The judge accepted the joint proposal of the CFA and HSE to appoint 0.6 of a working consultant psychiatrist. She understood that there was a designated child and adolescent psychiatrist for the time being with Ballydowd Special Care Unit and that another psychiatrist had agreed to continue his role in respect of Gleann Alainn Special Care Unit. The Court was awaiting confirmation that the designated psychiatrist for Coovagh House Special Care Unit would continue there for the time being also.

In her judgement she noted that the Court could not detain a child under its inherent jurisdiction if the therapeutic rationale was undermined by a lack of resources.

The Court now expected that certain basic documents “shall be provided to the Court” on the first ex parte application to place a child in special care under the inherent jurisdiction of the High Court. These documents would be known as the “Programme of Special Care”.

“The following are the six documents which will be compiled and provided:

  • The first document shall be a care plan provided by a nominated social worker.
  • The second document shall be a placement plan provided by a named person within the special care unit.
  • The third document shall be a placement support plan also provided by a named person within the special care unit.
  • An individual education plan shall be produced and shall be signed off by a designated person from the special care school concerned.
  • The fifth document will be an individual therapeutic plan and shall be provided by a named person from the ACTS team.
  • The sixth document will be a psychiatric treatment / intervention plan and, under the interim protocol, be provided by the relevant HSE consultant psychiatrist. This element of the Programme of Special Care will only be provided where treatment and intervention are deemed necessary as per the third strand of the “O’Brien Principles”.”

The protocol itself outlines the responsibilities of the Assessment, Consultation and Therapy Service (ACTS), the responsibilities of the HSE and Adolescent Mental Health Services (CAMHS), the Consultant Psychiatrist Input and Responsibilities, the Special Care School responsibilities, the role of the Special Care Court Liaison, the responsibilities of Special Care, and the multidisciplinary responsibilities regarding the Social Workers.
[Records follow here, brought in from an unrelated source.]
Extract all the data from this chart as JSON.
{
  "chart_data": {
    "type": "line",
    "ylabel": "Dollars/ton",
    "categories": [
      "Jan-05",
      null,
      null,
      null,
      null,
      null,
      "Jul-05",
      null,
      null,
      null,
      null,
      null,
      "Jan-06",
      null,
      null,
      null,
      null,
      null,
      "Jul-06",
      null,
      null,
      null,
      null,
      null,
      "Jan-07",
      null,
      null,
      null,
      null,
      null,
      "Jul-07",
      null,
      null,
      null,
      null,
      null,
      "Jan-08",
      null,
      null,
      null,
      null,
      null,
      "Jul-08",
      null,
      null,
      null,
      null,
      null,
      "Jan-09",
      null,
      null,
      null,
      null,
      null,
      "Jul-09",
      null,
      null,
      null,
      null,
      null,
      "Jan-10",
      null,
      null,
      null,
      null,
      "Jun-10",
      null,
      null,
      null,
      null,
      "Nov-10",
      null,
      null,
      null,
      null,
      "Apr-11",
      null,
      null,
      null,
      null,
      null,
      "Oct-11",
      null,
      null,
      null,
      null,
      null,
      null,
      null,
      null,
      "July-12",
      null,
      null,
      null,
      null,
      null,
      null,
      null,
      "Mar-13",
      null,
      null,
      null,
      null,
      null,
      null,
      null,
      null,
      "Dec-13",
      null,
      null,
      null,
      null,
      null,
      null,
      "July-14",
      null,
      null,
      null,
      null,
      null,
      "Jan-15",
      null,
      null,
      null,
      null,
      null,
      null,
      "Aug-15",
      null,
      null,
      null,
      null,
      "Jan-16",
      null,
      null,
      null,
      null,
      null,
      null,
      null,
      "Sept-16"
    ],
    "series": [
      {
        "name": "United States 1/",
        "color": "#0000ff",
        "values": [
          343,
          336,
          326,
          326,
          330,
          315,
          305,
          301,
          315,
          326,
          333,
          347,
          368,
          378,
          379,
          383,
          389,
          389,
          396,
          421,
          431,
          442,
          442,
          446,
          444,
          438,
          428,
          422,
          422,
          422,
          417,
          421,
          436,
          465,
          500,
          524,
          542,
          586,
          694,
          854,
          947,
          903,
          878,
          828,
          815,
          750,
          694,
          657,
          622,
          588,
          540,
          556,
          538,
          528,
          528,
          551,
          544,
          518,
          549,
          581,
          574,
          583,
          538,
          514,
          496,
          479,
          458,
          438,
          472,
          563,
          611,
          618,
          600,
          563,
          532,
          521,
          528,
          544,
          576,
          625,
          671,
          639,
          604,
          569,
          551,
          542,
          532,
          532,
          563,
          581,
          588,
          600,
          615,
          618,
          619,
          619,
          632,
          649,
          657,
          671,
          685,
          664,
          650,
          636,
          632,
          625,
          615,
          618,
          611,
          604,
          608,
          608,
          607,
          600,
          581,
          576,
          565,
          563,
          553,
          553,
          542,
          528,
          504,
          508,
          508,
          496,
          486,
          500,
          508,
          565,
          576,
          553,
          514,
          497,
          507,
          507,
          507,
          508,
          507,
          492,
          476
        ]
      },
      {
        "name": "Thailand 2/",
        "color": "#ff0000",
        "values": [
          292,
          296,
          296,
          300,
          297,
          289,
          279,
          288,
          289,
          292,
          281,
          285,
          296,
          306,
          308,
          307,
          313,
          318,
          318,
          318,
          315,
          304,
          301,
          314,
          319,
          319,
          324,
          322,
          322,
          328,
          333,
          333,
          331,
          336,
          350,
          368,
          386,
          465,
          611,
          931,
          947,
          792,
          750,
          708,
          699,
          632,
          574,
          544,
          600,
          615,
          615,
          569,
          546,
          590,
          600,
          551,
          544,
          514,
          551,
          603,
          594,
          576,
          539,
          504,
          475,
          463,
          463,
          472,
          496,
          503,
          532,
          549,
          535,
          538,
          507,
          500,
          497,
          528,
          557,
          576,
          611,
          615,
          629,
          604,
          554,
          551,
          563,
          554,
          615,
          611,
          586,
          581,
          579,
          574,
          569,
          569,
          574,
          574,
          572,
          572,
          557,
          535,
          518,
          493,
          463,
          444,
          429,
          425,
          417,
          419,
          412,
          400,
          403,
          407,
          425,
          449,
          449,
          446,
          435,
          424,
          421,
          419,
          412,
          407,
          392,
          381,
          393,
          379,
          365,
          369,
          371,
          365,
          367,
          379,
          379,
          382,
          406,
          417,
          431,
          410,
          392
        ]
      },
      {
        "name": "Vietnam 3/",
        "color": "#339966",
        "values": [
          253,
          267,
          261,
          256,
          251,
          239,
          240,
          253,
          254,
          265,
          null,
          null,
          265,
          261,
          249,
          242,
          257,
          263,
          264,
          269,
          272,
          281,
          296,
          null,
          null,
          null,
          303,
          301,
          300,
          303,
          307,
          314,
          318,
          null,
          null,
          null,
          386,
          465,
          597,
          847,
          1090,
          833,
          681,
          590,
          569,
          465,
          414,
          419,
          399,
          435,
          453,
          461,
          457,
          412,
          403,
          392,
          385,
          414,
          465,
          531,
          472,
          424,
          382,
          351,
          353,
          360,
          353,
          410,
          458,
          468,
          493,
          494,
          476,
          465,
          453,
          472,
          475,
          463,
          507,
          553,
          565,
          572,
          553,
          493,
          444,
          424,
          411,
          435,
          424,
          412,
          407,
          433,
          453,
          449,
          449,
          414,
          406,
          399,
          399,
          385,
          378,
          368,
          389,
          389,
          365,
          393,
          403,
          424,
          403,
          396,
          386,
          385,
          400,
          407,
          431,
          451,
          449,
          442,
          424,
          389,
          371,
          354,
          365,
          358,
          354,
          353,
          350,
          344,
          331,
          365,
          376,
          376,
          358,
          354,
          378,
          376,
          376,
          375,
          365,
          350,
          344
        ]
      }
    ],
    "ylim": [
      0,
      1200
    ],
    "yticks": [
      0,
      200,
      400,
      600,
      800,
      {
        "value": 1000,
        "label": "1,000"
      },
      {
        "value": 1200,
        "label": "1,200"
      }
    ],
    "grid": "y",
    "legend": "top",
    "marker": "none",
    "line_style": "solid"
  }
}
The protocol also states that all interventions in Special Care will be underpinned by a Programme of Special Care (PSC) which would include the planning documents referred to above. It detailed who will provide those plans and who the documents will be shared with.

Ms Justice O’Hanlon noted in her judgment that although the adoption of the protocol would involve an increase in paperwork, it was hoped that the extensive documentation would provide clarity and reduce the time spent in court.